Tek(ler)in kendini saltlaştırma eğilimi şöyle açıklanabilir: Çokluk durumunda teklerin kendilerini başatlaştırmak için, birbiriyle sürekli didiştikleri, diğer(lerini) alt etmek için güç kullandıkları çok sayıda ülke ve yaşam alanı vardır. Türkiye’nin tarihsel bağları ve ilişkileri olan Balkanlar ve Kafkasya, teklerin kaba güçle birbirini alt etmeye çalıştıkları yaşam alanıdır. Balkanlar öteden beri çokluk durumunu oluşturan, ancak tekil öğe olarak başatlaşmak isteyen teklerin birbiriyle savaştığı ve karşılıklı olarak birbirini güçsüzleştirdiği veya yok ettiği bir bölgedir. Bu nedenle, birçok dünya dilinde kullanılan Balkanlaş(tır)ma kavramı, kaba güçle diğerini yok eden, parçalanan ve küçülen toplumları, ülkeleri niteler.

Çokluğu oluşturan teklerin uyumlulaştığı, görece eşitlik ve özgürlük içinde çokluğun zamanla çoğulluğa, çoğulculuğa dönüştüğü ülkeler için İsviçre, Belçika ve son otuz kırk yıldan beri yine görece olarak Amerika Birleşik Devletleri ve İspanya örnek gösterilebilir.

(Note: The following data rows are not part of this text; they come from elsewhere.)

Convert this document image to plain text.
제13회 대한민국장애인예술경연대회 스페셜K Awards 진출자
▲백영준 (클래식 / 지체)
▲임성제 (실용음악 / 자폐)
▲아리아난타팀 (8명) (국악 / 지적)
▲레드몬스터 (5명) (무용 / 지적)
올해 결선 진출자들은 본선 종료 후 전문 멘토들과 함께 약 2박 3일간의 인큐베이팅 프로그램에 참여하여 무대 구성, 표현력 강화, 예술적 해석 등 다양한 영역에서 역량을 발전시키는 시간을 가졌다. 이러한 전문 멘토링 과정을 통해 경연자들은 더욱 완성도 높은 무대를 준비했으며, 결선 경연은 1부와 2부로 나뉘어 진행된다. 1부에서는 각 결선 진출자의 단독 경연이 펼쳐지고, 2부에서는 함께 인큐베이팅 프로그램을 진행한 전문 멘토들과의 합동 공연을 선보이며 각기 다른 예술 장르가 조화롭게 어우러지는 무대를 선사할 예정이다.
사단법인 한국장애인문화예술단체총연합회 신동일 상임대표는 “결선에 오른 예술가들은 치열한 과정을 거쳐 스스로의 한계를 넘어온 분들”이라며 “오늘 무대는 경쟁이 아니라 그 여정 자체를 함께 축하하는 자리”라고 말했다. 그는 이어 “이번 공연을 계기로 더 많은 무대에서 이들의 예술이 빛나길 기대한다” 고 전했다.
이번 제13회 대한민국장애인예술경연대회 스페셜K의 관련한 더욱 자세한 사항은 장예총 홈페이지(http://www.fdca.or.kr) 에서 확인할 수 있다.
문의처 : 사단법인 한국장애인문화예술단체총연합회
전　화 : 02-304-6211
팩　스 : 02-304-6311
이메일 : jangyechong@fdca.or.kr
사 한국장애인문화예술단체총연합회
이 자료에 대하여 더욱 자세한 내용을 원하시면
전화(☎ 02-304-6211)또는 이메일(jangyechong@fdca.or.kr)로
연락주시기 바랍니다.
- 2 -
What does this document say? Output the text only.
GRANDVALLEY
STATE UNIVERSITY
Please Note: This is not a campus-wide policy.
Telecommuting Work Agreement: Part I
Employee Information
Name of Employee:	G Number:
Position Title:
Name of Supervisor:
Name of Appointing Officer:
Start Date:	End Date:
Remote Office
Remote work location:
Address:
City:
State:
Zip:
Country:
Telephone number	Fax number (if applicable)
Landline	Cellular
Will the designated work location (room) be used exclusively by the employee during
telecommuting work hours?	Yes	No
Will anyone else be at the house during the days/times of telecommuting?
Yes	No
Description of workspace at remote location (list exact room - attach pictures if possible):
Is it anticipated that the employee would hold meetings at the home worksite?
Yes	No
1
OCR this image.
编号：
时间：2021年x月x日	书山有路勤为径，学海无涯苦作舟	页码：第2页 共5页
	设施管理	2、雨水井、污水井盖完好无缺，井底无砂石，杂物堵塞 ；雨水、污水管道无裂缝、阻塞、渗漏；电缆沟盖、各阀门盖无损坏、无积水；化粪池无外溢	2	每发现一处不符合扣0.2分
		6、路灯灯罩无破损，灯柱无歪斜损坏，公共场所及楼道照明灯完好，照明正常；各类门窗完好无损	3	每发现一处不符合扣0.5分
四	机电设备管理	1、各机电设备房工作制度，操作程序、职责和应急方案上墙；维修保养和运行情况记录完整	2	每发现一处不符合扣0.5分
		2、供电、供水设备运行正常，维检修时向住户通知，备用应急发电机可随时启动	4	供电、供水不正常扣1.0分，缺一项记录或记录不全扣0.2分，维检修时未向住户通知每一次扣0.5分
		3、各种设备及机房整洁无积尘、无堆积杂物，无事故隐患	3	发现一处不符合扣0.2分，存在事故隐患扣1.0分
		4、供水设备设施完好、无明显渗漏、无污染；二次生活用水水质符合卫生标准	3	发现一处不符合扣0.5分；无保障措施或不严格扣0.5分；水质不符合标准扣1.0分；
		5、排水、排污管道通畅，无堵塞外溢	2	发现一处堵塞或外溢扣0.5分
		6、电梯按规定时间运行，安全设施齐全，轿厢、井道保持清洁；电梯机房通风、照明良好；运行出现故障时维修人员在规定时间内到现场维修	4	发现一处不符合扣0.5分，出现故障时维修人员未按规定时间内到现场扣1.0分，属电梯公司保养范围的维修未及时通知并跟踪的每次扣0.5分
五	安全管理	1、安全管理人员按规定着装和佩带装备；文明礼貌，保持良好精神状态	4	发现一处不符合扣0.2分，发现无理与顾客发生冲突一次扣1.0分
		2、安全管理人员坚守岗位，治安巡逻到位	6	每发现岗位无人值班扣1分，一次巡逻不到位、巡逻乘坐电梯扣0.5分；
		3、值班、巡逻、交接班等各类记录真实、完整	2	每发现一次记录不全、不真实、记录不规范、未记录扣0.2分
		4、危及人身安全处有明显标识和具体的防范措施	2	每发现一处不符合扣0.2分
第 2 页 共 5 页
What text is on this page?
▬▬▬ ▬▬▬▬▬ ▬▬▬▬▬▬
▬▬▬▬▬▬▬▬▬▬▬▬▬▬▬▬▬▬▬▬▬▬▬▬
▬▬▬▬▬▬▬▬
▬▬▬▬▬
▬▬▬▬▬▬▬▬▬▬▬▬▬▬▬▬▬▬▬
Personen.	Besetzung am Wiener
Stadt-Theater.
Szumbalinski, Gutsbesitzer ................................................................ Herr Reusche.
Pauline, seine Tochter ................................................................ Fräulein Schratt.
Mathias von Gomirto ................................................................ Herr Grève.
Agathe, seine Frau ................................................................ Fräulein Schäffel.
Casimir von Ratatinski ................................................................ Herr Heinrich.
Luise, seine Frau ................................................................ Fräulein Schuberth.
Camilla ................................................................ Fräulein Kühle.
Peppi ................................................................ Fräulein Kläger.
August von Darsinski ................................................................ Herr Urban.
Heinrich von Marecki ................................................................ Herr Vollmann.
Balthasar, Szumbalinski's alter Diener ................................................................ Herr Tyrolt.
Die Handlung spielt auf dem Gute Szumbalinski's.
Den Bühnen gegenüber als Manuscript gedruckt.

Türkiye, tarihsel süreçte halkların harmanlandığı bir yaşam alanı olan Anadolu’nun, Selçuklu ve Osmanlı devletlerinin kültürel çokluğunu üstlenmesine karşın, çokluğu oluşturan tekleri, eşitlik, demokrasi ve özgürlük temelinde çoğulculuğa, çoğulcu bilince dönüştürmeyi tam olarak başaramamıştır. Çünkü çokluğu oluşturan tekler, eşit ve özgür bir ortamda etkileşerek, yeni bir bilinç niteliği kazanamamıştır. Bunda en büyük sorumluluk, kuşkusuz öncelikle toplum düzenini ve kamusal yaşamı biçimlendiren tekçi ve baskıcı yönetim anlayışında aranmalıdır. Ancak çokluğu oluşturan teklerin, bir başka deyişle, kendini Türk-Kürt, Sünni-Alevi gibi tanımlayan tekil öznelerin istenç, bilinç ve kararlılıkları, şimdiye değin toplumsal, kültürel ve siyasal yaşamı çoğulculaştırma, demokratikleştirme ve özgürleştirmeye yetmemiştir ve yetmemektedir.

tolerans-ve-barisi-gelistiren-cokluk-degil-cogulculuktur-214453-1.

Teklik-Çokluk Arasındaki Diyalektik İlişki
Çok ile tek arasında karşılıklı bir belirlenim ilişkisi vardır ve Gabriele Münnix’in “Çoğulculuğun Ethosu”undaki deyişiyle, “çok (olan), tekin kendisini açımladığı” oluşturucu ortamdır. Ne tek, “çokluğun çelişkilerinin bir araya geldiği çok olmaksızın”, ne de “çok”, “tek olmaksızın düşünülebilir.” Bu nedenledir ki, her iki öğe de bir birini gerektirir ve koşullar. Tek, çoğun içinde belirginleşir, gelişir ve tikelleşir. Dolayısıyla, çok, tekin gelişim ortamıdır. Çokluk ortamında bulunmasına karşın, özünü saltlaştırmak isteyen tek, bazen etkileşimi görmezden gelir, hatta tehlike olarak görür ve sözüm ona tehlikeye karşı savaş açar ve böylece yıkıcı, yok edici bir etmene dönüşür. Türkiye’de olan kısmen budur.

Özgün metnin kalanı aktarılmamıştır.